Hasmatali Jovan C D, De Guzman Jolly, Johnston Jayne M, Noyan Hossein, Juurlink Bernhard H, Misra Vikram, Verge Valerie M K
Department of Anatomy, Physiology, and Pharmacology; Cameco MS Neuroscience Research Center; Department of Veterinary Microbiology, University of Saskatchewan, Saskatoon, SK; Current affiliation: Department of Critical Care Medicine, Rady Faculty of Health Sciences, University of Manitoba, Winnipeg, MB, Canada.
Department of Anatomy, Physiology, and Pharmacology; Cameco MS Neuroscience Research Center, University of Saskatchewan, Saskatoon, SK, Canada.
Neural Regen Res. 2020 Dec;15(12):2353-2361. doi: 10.4103/1673-5374.284999.

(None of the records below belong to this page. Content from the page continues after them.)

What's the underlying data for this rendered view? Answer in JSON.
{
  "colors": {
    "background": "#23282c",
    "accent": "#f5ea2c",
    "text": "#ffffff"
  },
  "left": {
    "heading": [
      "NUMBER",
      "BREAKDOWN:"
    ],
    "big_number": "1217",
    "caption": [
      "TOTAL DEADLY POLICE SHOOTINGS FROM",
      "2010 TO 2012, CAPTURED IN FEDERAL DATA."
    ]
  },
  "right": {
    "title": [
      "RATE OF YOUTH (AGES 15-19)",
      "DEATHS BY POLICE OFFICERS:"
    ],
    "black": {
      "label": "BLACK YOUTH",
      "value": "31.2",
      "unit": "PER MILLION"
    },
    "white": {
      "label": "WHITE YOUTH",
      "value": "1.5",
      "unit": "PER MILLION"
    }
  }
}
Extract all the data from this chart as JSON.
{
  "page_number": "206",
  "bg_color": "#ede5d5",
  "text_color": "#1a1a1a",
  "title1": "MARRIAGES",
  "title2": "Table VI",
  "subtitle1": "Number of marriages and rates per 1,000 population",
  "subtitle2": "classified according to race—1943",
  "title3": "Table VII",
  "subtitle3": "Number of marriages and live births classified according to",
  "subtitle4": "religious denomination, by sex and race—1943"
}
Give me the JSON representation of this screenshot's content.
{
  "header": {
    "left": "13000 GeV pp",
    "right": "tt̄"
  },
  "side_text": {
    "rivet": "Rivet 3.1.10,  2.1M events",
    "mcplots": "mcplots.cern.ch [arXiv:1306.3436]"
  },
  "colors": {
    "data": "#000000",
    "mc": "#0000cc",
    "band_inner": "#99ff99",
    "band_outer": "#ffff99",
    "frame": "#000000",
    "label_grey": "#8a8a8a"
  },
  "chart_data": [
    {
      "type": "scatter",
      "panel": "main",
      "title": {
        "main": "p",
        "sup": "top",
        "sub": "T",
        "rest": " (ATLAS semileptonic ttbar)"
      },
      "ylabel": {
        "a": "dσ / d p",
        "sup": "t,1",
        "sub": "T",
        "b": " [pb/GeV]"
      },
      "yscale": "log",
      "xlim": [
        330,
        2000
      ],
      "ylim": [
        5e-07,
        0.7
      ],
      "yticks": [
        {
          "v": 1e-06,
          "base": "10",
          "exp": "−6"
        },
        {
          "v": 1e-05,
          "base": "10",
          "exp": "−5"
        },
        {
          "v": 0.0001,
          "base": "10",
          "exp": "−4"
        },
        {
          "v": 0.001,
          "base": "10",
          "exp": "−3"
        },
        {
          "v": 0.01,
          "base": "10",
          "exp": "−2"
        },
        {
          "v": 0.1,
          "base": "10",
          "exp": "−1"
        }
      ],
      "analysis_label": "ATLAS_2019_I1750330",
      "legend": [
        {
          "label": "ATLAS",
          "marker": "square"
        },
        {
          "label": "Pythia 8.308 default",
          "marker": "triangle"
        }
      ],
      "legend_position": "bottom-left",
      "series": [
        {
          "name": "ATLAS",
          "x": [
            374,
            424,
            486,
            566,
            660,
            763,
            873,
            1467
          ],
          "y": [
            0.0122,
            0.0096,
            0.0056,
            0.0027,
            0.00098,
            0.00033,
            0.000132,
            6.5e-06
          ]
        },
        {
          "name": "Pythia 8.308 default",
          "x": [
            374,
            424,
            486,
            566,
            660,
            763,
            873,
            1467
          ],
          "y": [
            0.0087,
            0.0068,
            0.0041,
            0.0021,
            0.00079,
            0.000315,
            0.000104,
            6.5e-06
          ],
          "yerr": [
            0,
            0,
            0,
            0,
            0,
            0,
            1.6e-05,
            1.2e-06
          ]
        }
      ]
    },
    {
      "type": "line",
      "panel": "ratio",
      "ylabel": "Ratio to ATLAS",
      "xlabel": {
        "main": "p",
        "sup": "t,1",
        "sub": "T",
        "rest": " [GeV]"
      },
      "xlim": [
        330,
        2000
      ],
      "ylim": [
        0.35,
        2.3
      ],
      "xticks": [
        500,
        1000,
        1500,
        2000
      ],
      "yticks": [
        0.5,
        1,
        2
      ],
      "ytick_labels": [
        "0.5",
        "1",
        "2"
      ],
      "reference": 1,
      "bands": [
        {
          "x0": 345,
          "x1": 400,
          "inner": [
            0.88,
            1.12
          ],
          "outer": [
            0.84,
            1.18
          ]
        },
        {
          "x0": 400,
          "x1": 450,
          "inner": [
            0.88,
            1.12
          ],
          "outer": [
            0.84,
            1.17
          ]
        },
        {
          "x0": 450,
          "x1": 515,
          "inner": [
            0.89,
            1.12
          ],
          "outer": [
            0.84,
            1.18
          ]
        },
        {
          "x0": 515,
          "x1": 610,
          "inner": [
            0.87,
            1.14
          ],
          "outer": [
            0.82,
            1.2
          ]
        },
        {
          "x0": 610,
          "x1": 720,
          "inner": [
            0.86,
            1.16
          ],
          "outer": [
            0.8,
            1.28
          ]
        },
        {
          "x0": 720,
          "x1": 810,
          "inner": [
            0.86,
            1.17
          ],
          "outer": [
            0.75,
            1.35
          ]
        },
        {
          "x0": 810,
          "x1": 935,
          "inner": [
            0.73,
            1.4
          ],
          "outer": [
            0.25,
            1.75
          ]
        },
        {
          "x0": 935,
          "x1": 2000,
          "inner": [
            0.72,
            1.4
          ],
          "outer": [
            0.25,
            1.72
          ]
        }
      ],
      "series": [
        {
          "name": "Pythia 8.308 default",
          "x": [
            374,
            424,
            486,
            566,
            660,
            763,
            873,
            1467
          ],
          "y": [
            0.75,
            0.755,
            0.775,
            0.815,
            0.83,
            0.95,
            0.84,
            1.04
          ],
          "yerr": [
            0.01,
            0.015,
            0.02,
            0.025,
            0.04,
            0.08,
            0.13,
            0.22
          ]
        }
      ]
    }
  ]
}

Emerging evidence supports that the stress response to peripheral nerve injury extends beyond the injured neuron, with alterations in associated transcription factors detected both locally and remote to the lesion. Stress-induced nuclear translocation of the transcription factor forkhead class box O3a (FOXO3a) was initially linked to activation of apoptotic genes in many neuronal subtypes. However, a more complex role of FOXO3a has been suggested in the injury response of sensory neurons, with the injured neuron expressing less FOXO3a. To elucidate this response and test whether non-injured sensory neurons also alter FOXO3a expression, the temporal impact of chronic unilateral L4-6 spinal nerve transection on FOXO3a expression and nuclear localization in adult rat dorsal root ganglion neurons ipsilateral, contralateral or remote to injury relative to naïve controls was examined. In naïve neurons, high cytoplasmic and nuclear levels of FOXO3a colocalized with calcitonin gene related peptide, a marker of the nociceptive subpopulation. One hour post-injury, an acute increase in nuclear FOXO3a in small size injured neurons occurred followed by a significant decrease after 1, 2 and 4 days, with levels increasing toward pre-injury levels by 1 week post-injury. A more robust biphasic response to the injury was observed in uninjured neurons contralateral to and those remote to injury. Nuclear levels of FOXO3a peaked at 1 day, decreased by 4 days, then increased by 1 week post-injury, a response mirrored in C4 dorsal root ganglion neurons remote to injury. This altered expression contralateral and remote to injury supports that spinal nerve damage has broader systemic impacts, a response we recently reported for another stress transcription factor, Luman/CREB3. The early decreased expression and nuclear localization of FOXO3a in the injured neuron implicate these changes in the cell body response to injury that may be protective. Finally, the broader systemic changes support the existence of stress/injury-induced humeral factor(s) influencing transcriptional and potentially behavioral changes in uninjured dorsal root ganglion neurons. Approval to conduct this study was obtained from the University of Saskatchewan Animal Research Ethics Board (protocol #19920164).
新出现的证据表明,对周围神经损伤的应激反应不仅局限于受损神经元,在损伤部位局部和远处均检测到相关转录因子的改变。应激诱导的转录因子叉头框O3a(FOXO3a)的核转位最初与许多神经元亚型中凋亡基因的激活有关。然而,在感觉神经元的损伤反应中,FOXO3a的作用更为复杂,受损神经元中FOXO3a的表达较少。为了阐明这种反应,并测试未受损的感觉神经元是否也会改变FOXO3a的表达,研究了成年大鼠慢性单侧L4-6脊神经横断相对于未处理对照组,对同侧、对侧或远离损伤部位的背根神经节神经元中FOXO3a表达和核定位的时间影响。在未处理的神经元中,高细胞质和核水平的FOXO3a与降钙素基因相关肽共定位,降钙素基因相关肽是伤害性亚群的标志物。损伤后1小时,小型受损神经元中核FOXO3a急性增加,随后在1、2和4天后显著下降,损伤后1周时水平恢复至损伤前水平。在与损伤部位对侧和远离损伤部位的未受损神经元中,观察到对损伤的更强双相反应。FOXO3a的核水平在损伤后1天达到峰值,4天后下降,然后在损伤后1周增加,在远离损伤部位的C4背根神经节神经元中也观察到这种反应。损伤对侧和远离损伤部位的这种表达改变支持脊神经损伤具有更广泛的全身影响,这是我们最近报道的另一种应激转录因子Luman/CREB3的反应。受损神经元中FOXO3a早期表达和核定位的降低表明这些变化参与了细胞体对损伤的反应,可能具有保护作用。最后,更广泛的全身变化支持存在应激/损伤诱导的体液因子,影响未受损背根神经节神经元的转录和潜在行为变化。本研究已获得萨斯喀彻温大学动物研究伦理委员会的批准(协议编号#19920164)。